Snug elasticized mesh pockets, each capable of holding a 1.25-litre bottle or collapsible umbrella are fitted each side.
The pack also has a discrete top aperture and chest strap elastics to route headphone cables. Osprey have used different sized zip pulls on the two zips to allow for more intuitive operation. To cap it off a padded, slim profile top handle crowns the pack.
Harness: Centauri is a one size fits all pack. The padded chest straps are nicely stiffened and fitted with mesh on the inside faces. The non-stretch sternum strap has a vertical adjustment range of 150mm and is long enough to suit even the most barrel-shaped chests. A whistle is moulded into the buckle.
A non-padded 19 mm webbing hip belt provides for stability during activities like cycling or running to keep the bag centred on your back. Osprey have made the hip belt removable.
Warranty: Outdoor Agencies, Osprey’s Australian distributor, warrants the product for two years.
What about real-world performance?
Public transport: The compact external dimensions and clean lines make Centauri a breeze to wrangle on crowded trams and trains. It’s small enough for overhead luggage racks, or under the seat in front of you, or on your lap. When placed on the floor the waist straps drag on the ground, and I have now removed them.

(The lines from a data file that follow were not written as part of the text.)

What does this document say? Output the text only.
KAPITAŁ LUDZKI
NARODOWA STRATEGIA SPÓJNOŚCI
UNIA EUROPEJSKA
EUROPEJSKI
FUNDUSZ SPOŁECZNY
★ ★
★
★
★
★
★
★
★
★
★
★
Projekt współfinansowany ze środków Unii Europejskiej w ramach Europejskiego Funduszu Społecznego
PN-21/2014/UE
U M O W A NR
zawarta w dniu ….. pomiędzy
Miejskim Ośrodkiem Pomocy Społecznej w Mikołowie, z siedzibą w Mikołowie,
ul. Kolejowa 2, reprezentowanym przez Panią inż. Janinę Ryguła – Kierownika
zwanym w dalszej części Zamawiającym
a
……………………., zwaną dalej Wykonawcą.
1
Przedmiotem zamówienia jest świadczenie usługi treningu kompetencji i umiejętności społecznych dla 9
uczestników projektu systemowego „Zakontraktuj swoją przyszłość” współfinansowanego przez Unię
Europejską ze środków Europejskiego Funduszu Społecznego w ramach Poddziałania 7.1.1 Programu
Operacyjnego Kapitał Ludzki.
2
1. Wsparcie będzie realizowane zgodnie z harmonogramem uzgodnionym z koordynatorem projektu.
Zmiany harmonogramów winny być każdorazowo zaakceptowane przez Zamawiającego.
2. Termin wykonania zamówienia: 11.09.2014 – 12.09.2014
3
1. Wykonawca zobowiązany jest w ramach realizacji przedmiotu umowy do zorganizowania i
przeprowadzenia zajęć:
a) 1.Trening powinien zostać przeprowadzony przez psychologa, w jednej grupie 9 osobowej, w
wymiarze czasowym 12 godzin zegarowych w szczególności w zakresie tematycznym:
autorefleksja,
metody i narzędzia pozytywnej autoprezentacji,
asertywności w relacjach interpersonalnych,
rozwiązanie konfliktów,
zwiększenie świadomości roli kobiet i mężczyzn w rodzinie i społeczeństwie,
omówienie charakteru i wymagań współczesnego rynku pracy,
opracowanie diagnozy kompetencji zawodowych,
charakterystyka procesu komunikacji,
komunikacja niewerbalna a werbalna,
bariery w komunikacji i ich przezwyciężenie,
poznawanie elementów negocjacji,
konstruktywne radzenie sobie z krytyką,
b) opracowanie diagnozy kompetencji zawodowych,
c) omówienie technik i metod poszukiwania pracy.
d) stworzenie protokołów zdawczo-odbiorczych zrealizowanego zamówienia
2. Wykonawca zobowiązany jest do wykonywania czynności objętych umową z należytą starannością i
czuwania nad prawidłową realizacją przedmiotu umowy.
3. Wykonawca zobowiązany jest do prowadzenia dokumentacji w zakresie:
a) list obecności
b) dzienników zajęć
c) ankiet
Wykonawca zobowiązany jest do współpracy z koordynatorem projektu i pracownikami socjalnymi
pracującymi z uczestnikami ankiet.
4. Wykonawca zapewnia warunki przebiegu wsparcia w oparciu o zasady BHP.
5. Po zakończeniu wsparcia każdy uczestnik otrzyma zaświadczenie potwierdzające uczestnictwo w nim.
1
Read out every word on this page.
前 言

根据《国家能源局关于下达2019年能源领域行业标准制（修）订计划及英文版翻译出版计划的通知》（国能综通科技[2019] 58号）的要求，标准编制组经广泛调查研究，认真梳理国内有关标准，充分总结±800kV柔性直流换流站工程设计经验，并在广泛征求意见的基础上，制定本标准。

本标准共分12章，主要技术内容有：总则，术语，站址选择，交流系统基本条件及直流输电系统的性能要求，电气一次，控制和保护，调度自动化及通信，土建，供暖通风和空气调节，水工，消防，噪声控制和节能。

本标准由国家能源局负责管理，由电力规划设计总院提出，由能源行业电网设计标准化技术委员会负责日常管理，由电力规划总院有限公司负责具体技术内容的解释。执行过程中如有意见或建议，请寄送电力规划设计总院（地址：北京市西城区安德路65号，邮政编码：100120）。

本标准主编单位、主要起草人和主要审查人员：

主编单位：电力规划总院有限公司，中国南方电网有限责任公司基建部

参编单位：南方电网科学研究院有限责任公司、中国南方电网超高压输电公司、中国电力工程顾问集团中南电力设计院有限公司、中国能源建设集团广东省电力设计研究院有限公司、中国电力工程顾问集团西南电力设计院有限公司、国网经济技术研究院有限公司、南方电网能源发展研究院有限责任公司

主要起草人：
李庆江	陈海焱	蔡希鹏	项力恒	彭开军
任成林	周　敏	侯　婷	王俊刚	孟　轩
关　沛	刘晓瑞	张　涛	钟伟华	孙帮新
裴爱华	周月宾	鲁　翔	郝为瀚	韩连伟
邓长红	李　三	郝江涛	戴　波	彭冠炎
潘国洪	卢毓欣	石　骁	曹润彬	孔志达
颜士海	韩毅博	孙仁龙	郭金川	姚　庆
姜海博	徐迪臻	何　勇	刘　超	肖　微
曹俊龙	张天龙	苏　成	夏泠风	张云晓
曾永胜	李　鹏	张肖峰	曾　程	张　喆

During the peak hour sprint to the train station barriers, I did find an issue with zips snagging on the storm flaps. You know the drill, slip the bag off one shoulder, and unzip the pocket to get out your Myki, Opal or Go card without breaking stride. With the Centauri, the soft zip flap gets caught in the zipper, so it’s almost a two-handed affair to open it.
Aircraft: With maximum dimensions of 460 mm (l) x 300 mm (w) x 260 mm (d) Centauri is within allowable airplane carry on size restrictions, unless it’s overloaded to resemble a giant unexploded football. The laptop readily slips in and out of its sleeve, so there’s no need for panic or fumbling in the x-ray queues.
Cycling: I found the pack sat well on my back on the bike with medium loads and that the hip belt was not really needed. No stability or balance issues. The back panel doesn’t ventilate as well as it looks like it would, however, and under moderate weather conditions, I found I was getting a sweaty back.
Osprey has provided a pair of slots for a tail light attachment. My tail light was a sloppy fit in these slots, and I would not trust this arrangement to be secure over rough roads. A lightweight reflector might be a more reliable proposition for these slots.
Walking: I’m medium-sized (5’ 7”, 73kgs) and found the pack sits comfortably above my waist and doesn’t rub on my hips or lower back. During my brisk 6 km walks, I had an issue with back ventilation, as with cycling.
In the Office: At 22 litres, there was no problem with the volume for my daily requirements. This includes carrying a laptop, snacks, lunch, rain jacket, thin polar fleece, book plus the occasional lunchtime shopping purchase. However, after several weeks of daily use, I found the internal layout to be a bit sparse for my liking. An additional small zippered compartment would be welcome, to put the little things that drift around inside the pack, like small change, USB drives etc.
Design, Comfort & Durability (Rating: 85%)
Functionality & Ease of Use (Rating: 80%)
What I Like
- Looks excellent. Clean lines, simple non-fussy appearance.
- Functional. Minimalist yet useful internal layout.
- Thoughtful, experienced design. Nice details, excellent build quality.
What I Don’t Like
- Zipper action constrained by the deep weather flaps.
- Poor ventilation of the back panel.